The repair router is as important as the skill router. Not every recurring failure belongs in a skill. HarnessFix makes that boundary explicit: some failures belong in tool design, orchestration, verification, observability, state management, or the evaluation harness. If every defect becomes a SKILL.md patch, the library becomes a junk drawer for runtime bugs.

Unified Context Evolution makes the same distinction at the artifact level. Memory, strategy, workflow, and skill are different evolvable context units. They have different write rules and validation rules. A user preference should not go through the same gate as an executable deployment workflow. A temporary execution-state summary should not be promoted with the same durability as a verified project convention.
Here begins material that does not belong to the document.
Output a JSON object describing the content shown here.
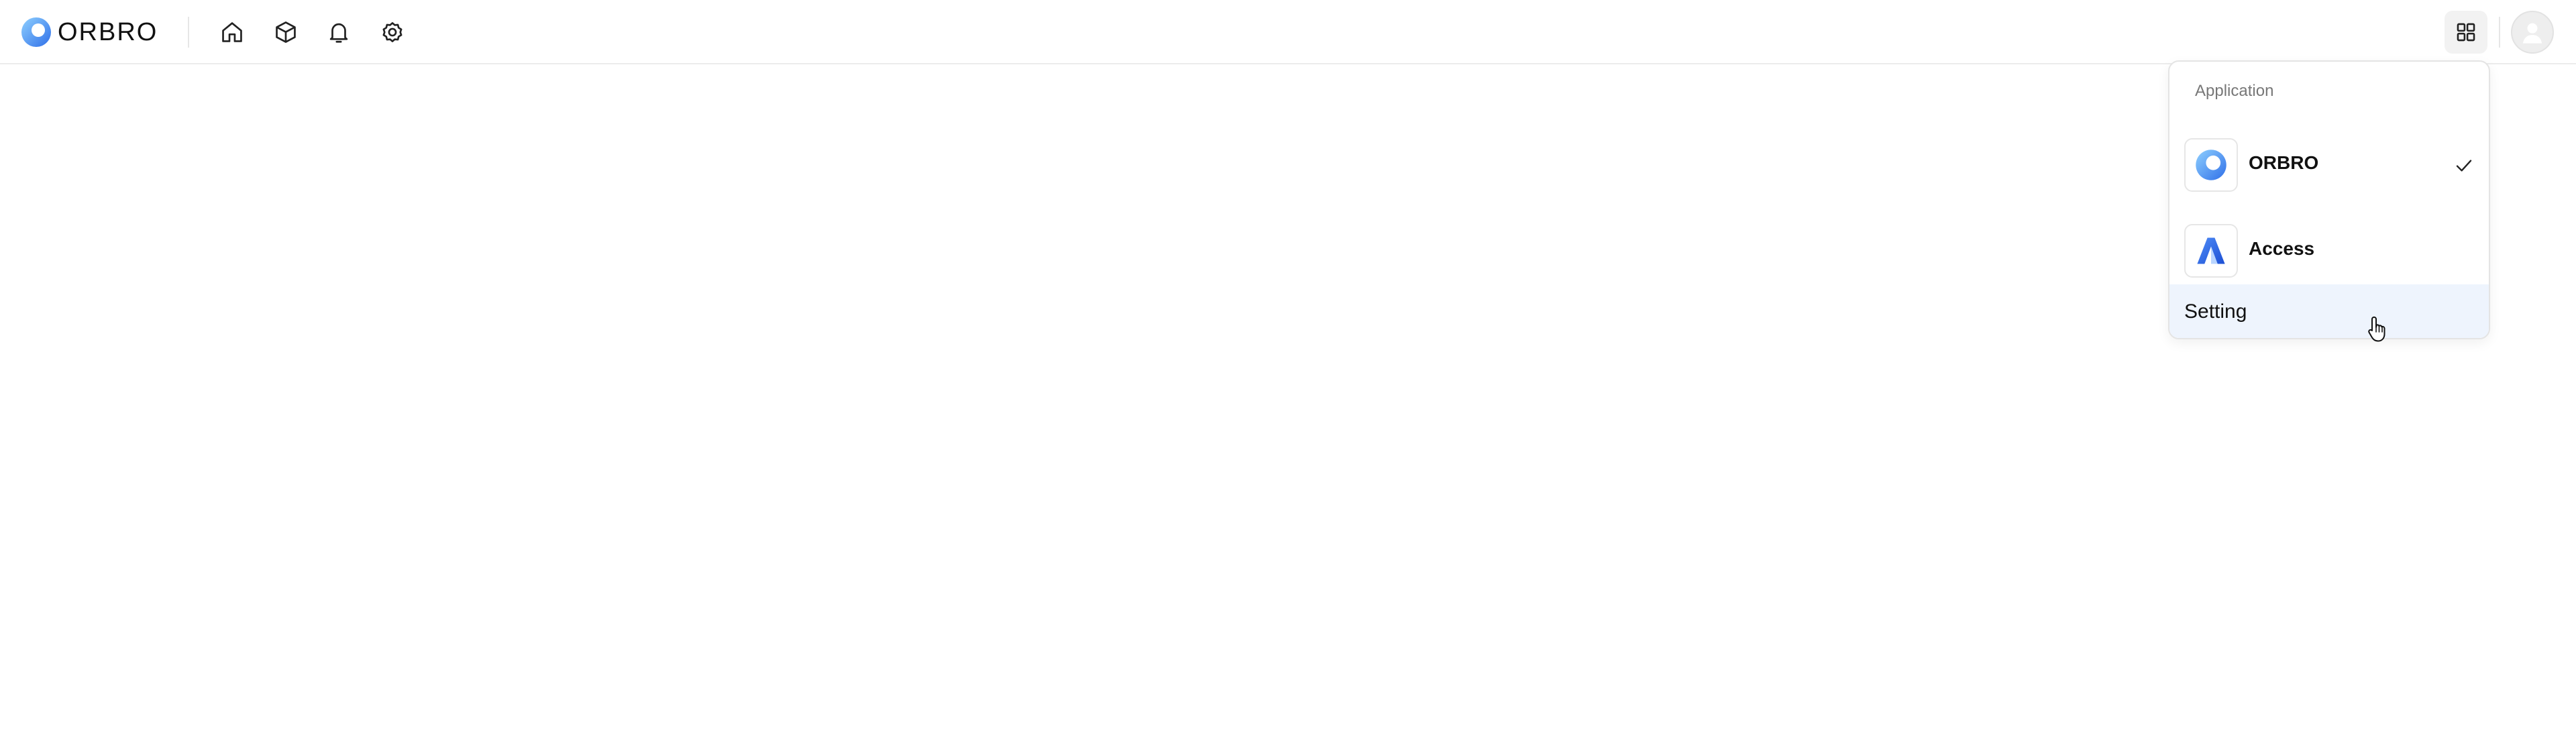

Artifact	What it stores	Write rule	Validation rule
Execution state	Current task progress, branches, failures.	Updated during the run.	State integrity and boundary checks.
Episodic memory	Raw events and traces.	Capture first, compress later.	Provenance and relevance.
Semantic memory	Facts, preferences, entities, relationships.	Reconcile and supersede.	Conflict and staleness checks.
Strategy	Decision heuristic across tasks.	Distill from repeated patterns.	Held-out transfer.
Workflow	Control flow over steps and tools.	Compile from traces or hand-specify.	Replay consistency, rollback, and safety checks.
Skill	Packaged procedure for a task class.	Candidate generation plus commit gate.	With/without, trigger controls, security, provenance.
Contract	Boundaries, permissions, approvals, evidence.	Human or system authored.	Runtime policy enforcement.

11 limits

Skills help repeated procedural work, not every problem

The strongest skill results share a shape. There is a recurring task class. The procedure can be written down. The environment is stable enough that yesterday’s repair applies tomorrow. The outcome can be verified. The skill has a precise trigger and a bounded permission envelope. Coding workflows, browser automations, runbooks, SDK usage, observability tasks, and compliance checklists fit that shape.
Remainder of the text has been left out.